[lbo-talk] U.S. auto sector socialized! WITBD?

SA s11131978 at gmail.com
Tue Apr 28 14:37:46 PDT 2009


Doug Henwood wrote:


> So with the UAW about to control 55% of Chrylser, and the U.S. gov
> likely to take a majority interest in GM (with the UAW holding a large
> stake as well), this means the effective socialization, at least in
> potential and/or theory, of a large chunk of the U.S. auto sector.
> What does this mean? Does anyone know what to do with it? Or is this
> just lemon socialism on a very large scale? Has anyone thought about
> this?

There's been nothing in the coverage I've seen so far about the actual governance mechanisms. My understanding is that the pilots' union owned a majority of United Airlines after the buyout there, but the contract provided for a byzantine system for electing the board which ensured that the union could never have direct control.
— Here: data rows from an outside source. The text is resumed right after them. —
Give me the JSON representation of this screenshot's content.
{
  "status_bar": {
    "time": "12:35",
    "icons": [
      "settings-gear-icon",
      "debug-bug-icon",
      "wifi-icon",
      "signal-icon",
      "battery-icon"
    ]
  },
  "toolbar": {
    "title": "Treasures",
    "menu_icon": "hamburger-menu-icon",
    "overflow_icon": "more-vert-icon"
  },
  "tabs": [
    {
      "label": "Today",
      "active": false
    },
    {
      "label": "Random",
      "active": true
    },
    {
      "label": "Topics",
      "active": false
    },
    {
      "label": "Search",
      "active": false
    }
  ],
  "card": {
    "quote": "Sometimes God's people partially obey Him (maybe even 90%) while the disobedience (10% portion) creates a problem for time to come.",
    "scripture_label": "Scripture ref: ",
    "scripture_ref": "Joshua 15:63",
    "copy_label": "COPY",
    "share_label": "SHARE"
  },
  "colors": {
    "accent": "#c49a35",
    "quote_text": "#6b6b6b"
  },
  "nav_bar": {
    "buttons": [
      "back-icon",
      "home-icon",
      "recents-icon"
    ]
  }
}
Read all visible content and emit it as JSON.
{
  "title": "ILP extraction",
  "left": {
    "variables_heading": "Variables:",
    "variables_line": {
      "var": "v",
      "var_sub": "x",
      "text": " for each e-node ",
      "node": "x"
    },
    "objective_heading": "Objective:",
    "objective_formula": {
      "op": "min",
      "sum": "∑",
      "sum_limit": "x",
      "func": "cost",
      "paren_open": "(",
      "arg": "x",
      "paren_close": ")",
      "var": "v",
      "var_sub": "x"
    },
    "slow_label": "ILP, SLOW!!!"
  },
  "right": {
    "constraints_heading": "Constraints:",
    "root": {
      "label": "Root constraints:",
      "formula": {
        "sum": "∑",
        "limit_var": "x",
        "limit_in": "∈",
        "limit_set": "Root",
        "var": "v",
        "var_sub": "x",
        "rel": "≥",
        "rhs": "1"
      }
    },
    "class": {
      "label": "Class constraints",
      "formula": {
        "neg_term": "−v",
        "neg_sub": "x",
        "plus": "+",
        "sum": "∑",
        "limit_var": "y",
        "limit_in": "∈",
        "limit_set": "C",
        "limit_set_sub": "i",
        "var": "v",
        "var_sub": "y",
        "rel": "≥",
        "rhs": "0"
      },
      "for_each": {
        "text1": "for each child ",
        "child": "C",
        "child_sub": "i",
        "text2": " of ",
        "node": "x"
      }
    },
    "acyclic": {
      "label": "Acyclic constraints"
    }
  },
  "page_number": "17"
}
Generally in these deals, US unions haven't been interested in actually running the company, so I doubt the UAW fought for real control in this one. And from the broader political point of view, there's something unappealing about workers'/union control being associated with failing firms in declining industries, no? It would be one thing if they ended up controlling an entire industry, but one-and-a-half laggard companies in a hyper-competitive global car market? It's hard to see what's to be gained from control in this particular case. Though I'd like to be wrong and I'm interested to hear what Sam Gindin might say.